By their nature, winapi calls are not very rustic. They fall into three
common patterns:
1. Return a success vs non-success code (e.g. non-zero for success and
zero for failure) and set a specific error code via `SetLastError`.
2. Return either a pointer value that may be null if an error occurred.
In the error case, a specific error is set with `SetLastError`.
3. Returning an error code directly, with `ERROR_SUCCESS` representing
the success case.
To handle these APIs, three new utilities have been added:
1. `fn check_nonzero<T>(T) -> Result<T, std::io::Error>`, which handles
the success vs non-success case.
2. `fn check_nonnull<T>(*mut T) -> Result<*mut T, std::io::Error>`,
which handles pointer returning functions (EXCEPT functions that
return HANDLE -- those should use `Handle::TryFrom`, which compares
against `INVALID_HANDLE_VALUE` instead of null).

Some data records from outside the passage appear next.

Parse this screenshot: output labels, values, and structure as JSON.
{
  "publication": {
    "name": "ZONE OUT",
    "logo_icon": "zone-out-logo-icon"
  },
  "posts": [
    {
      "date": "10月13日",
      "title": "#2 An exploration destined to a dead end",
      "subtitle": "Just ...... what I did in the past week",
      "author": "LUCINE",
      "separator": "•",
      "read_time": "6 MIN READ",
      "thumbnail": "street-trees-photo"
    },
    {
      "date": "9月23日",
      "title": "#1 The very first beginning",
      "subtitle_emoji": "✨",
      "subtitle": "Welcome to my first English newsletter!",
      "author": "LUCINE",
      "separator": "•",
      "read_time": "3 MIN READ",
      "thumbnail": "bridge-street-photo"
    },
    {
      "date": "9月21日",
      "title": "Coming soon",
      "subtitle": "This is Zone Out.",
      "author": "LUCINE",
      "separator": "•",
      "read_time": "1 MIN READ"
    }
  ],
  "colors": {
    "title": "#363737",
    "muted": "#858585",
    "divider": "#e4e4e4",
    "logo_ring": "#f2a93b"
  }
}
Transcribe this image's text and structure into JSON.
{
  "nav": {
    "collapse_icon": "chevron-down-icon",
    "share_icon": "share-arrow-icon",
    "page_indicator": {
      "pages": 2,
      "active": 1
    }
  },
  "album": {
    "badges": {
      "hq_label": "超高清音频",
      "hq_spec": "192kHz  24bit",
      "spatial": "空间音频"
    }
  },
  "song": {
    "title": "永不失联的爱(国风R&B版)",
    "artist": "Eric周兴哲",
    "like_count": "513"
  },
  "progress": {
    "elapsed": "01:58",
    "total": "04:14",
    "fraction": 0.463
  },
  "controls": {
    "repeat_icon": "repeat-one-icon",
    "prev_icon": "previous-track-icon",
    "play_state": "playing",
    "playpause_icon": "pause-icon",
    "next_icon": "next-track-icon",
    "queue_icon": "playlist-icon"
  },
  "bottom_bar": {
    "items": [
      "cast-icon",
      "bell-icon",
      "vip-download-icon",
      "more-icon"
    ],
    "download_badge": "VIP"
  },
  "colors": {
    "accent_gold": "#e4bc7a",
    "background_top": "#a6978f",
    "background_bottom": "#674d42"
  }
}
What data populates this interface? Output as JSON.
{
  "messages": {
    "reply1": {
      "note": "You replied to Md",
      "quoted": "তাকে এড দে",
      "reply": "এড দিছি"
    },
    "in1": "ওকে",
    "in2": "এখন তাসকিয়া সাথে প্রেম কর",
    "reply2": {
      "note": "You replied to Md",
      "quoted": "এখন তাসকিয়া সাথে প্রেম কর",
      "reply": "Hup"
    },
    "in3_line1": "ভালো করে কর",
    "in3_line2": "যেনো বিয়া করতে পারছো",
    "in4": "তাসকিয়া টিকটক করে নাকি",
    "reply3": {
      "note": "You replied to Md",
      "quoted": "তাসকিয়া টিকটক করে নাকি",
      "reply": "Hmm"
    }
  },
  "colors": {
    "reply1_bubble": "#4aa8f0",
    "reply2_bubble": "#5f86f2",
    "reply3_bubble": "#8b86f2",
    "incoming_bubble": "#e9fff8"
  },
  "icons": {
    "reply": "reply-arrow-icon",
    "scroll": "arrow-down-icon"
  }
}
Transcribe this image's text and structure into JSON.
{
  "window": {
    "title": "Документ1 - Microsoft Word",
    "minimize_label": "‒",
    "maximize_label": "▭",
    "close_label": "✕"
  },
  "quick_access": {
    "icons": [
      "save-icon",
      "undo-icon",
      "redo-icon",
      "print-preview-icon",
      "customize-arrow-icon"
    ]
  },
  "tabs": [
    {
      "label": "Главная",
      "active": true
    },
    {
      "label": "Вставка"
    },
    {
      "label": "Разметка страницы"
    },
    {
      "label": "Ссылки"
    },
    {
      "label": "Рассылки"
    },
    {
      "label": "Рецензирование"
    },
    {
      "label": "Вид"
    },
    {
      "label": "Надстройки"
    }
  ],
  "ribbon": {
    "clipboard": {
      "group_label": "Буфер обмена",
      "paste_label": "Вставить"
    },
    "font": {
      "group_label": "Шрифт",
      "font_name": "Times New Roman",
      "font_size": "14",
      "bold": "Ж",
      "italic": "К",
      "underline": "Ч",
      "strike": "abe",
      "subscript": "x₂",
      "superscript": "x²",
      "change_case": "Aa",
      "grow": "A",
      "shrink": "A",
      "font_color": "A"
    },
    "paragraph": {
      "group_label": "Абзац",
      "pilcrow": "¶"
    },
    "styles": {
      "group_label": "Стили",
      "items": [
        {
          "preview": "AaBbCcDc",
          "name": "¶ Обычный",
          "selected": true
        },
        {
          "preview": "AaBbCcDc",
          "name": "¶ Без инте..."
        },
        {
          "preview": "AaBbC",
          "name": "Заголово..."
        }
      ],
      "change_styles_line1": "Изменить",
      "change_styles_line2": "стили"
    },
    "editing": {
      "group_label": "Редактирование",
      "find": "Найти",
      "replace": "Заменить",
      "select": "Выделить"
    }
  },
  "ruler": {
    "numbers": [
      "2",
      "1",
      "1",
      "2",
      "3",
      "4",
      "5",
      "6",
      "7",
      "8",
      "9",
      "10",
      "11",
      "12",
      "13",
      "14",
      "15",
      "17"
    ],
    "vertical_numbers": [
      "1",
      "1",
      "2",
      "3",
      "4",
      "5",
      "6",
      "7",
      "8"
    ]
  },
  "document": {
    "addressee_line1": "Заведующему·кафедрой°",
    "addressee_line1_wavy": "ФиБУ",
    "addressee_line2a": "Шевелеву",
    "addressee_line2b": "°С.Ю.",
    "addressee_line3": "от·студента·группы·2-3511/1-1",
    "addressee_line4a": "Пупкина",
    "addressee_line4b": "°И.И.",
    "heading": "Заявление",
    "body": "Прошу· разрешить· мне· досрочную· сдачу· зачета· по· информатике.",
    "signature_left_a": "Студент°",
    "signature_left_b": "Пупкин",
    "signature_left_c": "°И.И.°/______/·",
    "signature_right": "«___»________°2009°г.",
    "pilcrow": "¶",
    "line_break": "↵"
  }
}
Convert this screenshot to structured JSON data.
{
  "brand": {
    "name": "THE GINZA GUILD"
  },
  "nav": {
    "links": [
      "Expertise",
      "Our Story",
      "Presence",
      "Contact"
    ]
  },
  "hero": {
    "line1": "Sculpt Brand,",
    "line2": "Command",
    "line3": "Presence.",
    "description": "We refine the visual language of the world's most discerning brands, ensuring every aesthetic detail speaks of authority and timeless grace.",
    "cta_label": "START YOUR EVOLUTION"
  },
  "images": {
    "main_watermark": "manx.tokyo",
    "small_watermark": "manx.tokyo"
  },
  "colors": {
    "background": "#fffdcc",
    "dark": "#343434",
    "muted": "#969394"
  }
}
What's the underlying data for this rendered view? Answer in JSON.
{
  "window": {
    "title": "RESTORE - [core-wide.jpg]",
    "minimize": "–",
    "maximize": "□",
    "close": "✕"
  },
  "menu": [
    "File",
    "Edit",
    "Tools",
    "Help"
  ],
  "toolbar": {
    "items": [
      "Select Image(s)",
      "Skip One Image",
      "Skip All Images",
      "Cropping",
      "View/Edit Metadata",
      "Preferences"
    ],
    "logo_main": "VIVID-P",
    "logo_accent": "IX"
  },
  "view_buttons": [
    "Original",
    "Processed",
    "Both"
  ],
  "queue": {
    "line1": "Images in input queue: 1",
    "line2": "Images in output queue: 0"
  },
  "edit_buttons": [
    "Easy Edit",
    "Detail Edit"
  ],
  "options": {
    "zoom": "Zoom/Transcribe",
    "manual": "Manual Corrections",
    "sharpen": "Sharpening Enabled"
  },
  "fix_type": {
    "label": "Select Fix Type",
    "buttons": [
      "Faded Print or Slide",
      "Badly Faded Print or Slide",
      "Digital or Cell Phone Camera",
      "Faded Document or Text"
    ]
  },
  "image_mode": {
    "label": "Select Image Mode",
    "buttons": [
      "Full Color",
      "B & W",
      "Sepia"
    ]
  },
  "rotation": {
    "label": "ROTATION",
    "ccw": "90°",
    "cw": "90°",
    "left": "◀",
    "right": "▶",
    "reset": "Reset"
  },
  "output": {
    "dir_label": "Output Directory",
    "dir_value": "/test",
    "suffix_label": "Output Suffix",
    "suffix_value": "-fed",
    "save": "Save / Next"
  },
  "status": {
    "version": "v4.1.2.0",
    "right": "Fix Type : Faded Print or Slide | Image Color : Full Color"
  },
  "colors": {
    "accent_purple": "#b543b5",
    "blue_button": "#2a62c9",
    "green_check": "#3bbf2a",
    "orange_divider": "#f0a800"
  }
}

3. `fn check_success(DOWRD) -> Result<(), std::io::Error>`, which
handles functions that return error codes directly.
`Handle` is now only constructible through a `TryFrom` impl, which
checks against the invalid handle value and returns the last Windows
error if it matches.
This also corrects the error checking we were doing while acquiring a
handle to the logical C:\ drive, as the invalid handle value is not a
null pointer.
Every non-type item imported from winapi has been rewritten to be
relative to its containing module, which makes for a more reasonable
import block at the top of Windows-specific files for code that is
just as readable.
While updating the language, the main message from the recorder to the
runner (`Request`) is now an enum, instead of a struct containing an
enum as its only field.
The runner no longer exits when encountering an error after handling a
request that produced an error. This allows us to recover from, e.g.,
invalid requests, which are not fatal and should not cause the runner to
exit.
Requests are not intended to be served out of order. fxrunner must only
send a single new request followed by a corresponding resume request. We
now clean up the request directory after each resume request.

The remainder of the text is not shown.